VAKnieuws

Echtgenoot, geregistreerd partner of andere levensgezel geen belanghebbende bij machtiging op grond van de Wzd

Nr: 25097 Hoge Raad der Nederlanden, 03-10-2025 ECLI:NL:HR:2025:1450 Jurisprudentie Rechtseenheid GGZ
Procesrecht
24 Wzd, 25 Wzd, 38 Wzd, 41 Wzd, 282 Rv, 290 Rv

Rechtsvraag

Is de echtgenoot, geregistreerd partner of andere levensgezel van de betrokkene belanghebbende in de procedure?

Overweging

De Hoge Raad overweegt dat de wet bepaalt dat de rechter zich, alvorens te beslissen over een verzoek tot het verlenen van een machtiging in de zin van de Wzd, waar mogelijk moet laten informeren door de echtgenoot, de geregistreerd partner of andere levensgezel en dat de griffier ook de beschikking moet sturen aan de echtgenoot, de geregistreerd partner of andere levensgezel. Dat betekent volgens de Hoge Raad niet dat de echtgenoot, de geregistreerd partner of andere levensgezel een belanghebbende is in de procedure en een eigen verweerschrift mag indienen. De Hoge Raad ziet in de wet noch in de parlementaire geschiedenis een aanknopingspunt op grond waarvan de echtgenoot, de geregistreerd partner of andere levensgezel moet worden aangemerkt als belanghebbende. Het EVRM biedt ook geen grondslag.

Lees verder
 

Machtiging tot opname en verblijf

Nr: 25094 Hoge Raad der Nederlanden, 26-09-2025 ECLI:NL:HR:2025:1384 Jurisprudentie Rechtseenheid GGZ 24 lid 4 Wzd

Rechtsvraag

Wat is een psychische stoornis in de zin van artikel 24 lid 4 Wzd?

Overweging

De rechtbank heeft een machtiging tot opname en verblijf verleend voor zes maanden, ten aanzien van betrokkene. De rechtbank heeft overwogen dat er sprake is van een terugkerende alcoholverslaving en emotionele problemen, maar heeft niet kunnen vaststellen dat er sprake is van Korsakov.
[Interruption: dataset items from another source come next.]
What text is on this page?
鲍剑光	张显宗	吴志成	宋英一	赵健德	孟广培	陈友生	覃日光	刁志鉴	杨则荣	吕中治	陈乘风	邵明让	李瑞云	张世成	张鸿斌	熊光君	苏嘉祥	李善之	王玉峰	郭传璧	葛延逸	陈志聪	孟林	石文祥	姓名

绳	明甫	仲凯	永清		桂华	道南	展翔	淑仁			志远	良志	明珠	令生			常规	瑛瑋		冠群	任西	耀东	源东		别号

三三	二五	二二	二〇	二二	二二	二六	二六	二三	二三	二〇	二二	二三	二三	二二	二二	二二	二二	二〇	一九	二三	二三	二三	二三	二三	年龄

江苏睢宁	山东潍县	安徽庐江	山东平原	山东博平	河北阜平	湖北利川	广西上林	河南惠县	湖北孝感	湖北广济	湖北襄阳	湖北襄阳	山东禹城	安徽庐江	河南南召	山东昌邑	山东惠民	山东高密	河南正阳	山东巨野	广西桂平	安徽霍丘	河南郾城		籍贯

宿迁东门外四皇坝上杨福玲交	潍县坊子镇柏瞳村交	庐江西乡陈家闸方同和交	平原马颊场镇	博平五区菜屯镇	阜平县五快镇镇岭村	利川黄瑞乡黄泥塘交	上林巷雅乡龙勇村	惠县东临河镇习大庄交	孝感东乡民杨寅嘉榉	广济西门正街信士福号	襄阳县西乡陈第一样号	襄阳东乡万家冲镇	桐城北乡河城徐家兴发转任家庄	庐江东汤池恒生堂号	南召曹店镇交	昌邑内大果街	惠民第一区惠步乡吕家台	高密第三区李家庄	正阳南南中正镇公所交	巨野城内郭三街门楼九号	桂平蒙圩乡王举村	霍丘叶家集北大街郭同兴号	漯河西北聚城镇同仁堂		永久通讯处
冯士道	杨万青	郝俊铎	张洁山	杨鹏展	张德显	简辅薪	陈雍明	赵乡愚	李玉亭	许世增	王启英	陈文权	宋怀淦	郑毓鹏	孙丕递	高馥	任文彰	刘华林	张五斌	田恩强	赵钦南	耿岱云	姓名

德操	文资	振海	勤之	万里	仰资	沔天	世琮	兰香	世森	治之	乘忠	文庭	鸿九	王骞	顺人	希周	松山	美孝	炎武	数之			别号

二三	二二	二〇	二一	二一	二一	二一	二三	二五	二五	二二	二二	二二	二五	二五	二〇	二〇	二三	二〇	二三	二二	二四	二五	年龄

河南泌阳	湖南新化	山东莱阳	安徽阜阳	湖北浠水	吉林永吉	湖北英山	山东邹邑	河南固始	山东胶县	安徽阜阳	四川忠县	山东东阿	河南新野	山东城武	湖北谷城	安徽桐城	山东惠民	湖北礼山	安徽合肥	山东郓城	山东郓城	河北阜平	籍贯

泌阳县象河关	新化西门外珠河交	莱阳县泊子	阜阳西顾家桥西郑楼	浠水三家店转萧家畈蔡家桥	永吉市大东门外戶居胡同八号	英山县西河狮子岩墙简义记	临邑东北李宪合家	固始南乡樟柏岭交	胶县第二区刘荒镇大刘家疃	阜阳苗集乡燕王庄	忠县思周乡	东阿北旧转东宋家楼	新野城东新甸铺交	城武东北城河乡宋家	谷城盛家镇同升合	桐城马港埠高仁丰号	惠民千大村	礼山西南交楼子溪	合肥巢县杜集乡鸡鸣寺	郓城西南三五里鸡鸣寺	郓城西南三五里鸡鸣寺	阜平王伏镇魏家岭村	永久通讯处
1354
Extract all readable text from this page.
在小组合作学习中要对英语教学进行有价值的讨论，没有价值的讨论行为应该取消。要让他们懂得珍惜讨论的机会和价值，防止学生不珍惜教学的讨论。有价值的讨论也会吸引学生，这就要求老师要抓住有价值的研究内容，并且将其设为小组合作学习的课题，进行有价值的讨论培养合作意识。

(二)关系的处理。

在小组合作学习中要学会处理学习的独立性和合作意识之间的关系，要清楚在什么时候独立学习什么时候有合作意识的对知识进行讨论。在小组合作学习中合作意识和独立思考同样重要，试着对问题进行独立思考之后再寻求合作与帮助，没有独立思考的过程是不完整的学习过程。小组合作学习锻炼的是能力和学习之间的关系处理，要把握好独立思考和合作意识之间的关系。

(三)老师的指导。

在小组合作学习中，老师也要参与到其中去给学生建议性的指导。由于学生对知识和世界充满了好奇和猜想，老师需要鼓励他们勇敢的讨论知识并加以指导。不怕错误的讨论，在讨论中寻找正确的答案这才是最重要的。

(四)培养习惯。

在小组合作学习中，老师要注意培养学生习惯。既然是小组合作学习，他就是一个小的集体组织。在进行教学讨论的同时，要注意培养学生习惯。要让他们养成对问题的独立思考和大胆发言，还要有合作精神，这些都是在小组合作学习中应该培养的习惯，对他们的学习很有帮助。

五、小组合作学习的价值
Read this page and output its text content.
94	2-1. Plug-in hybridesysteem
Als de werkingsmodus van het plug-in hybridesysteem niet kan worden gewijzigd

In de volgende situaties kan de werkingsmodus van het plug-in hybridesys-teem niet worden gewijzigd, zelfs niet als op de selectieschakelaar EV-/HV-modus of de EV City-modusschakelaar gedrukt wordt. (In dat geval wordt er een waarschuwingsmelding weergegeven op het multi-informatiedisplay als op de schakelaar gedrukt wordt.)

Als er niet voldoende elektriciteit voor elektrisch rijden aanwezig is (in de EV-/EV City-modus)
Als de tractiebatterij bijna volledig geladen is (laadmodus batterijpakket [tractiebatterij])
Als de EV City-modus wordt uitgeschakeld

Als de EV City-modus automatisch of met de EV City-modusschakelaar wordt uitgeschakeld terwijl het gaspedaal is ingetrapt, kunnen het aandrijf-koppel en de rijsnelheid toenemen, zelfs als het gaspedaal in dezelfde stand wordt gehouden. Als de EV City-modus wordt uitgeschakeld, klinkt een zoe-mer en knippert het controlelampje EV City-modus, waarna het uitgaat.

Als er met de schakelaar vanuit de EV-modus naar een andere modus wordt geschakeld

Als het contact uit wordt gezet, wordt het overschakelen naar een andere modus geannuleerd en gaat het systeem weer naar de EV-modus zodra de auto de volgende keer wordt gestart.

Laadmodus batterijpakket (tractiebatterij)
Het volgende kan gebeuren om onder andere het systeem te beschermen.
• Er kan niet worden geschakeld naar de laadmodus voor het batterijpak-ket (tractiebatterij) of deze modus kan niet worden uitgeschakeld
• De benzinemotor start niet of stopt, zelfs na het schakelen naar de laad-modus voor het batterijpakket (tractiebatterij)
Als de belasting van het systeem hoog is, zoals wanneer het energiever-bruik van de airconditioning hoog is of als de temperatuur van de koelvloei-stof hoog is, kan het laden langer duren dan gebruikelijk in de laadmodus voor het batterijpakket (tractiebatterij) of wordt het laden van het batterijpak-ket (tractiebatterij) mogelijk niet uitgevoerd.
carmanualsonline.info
Volgens de rechtbank is er voldoende grond om een machtiging te verlenen op de grond dat er sprake is van een psychische aandoening in plaats van een psychogeriatrische aandoening in de zin van artikel 24 lid 4 Wzd. 

De Hoge Raad vernietigt de beschikking. DeHoge Raad overweegt dat u it de toelichting op het amendement waarmee art. 24 lid 4 Wzd is opgenomen in de wet , blijkt dat deze bepaling beoogt mogelijk te maken dat een betrokkene bij een wisselende zorgbehoefte kan ‘overstappen’ van de geestelijke gezondheidszorg naar de ouderenzorg of gehandicaptenzorg, zodat aan de betrokkene de juiste zorg op de juiste plek kan worden verleend. Op grond van deze bepaling kan een betrokkene met een psychische stoornis onvrijwillig worden opgenomen in een Wzd-accommodatie, in plaats van in een Wvggz-accommodatie, indien zijn zorgbehoefte daartoe aanleiding geeft. Gelet op deze toelichting moet worden aangenomen dat met ‘psychische stoornis’ in art. 24 lid 4 Wzd een psychische stoornis in de zin van de Wvggz is bedoeld. 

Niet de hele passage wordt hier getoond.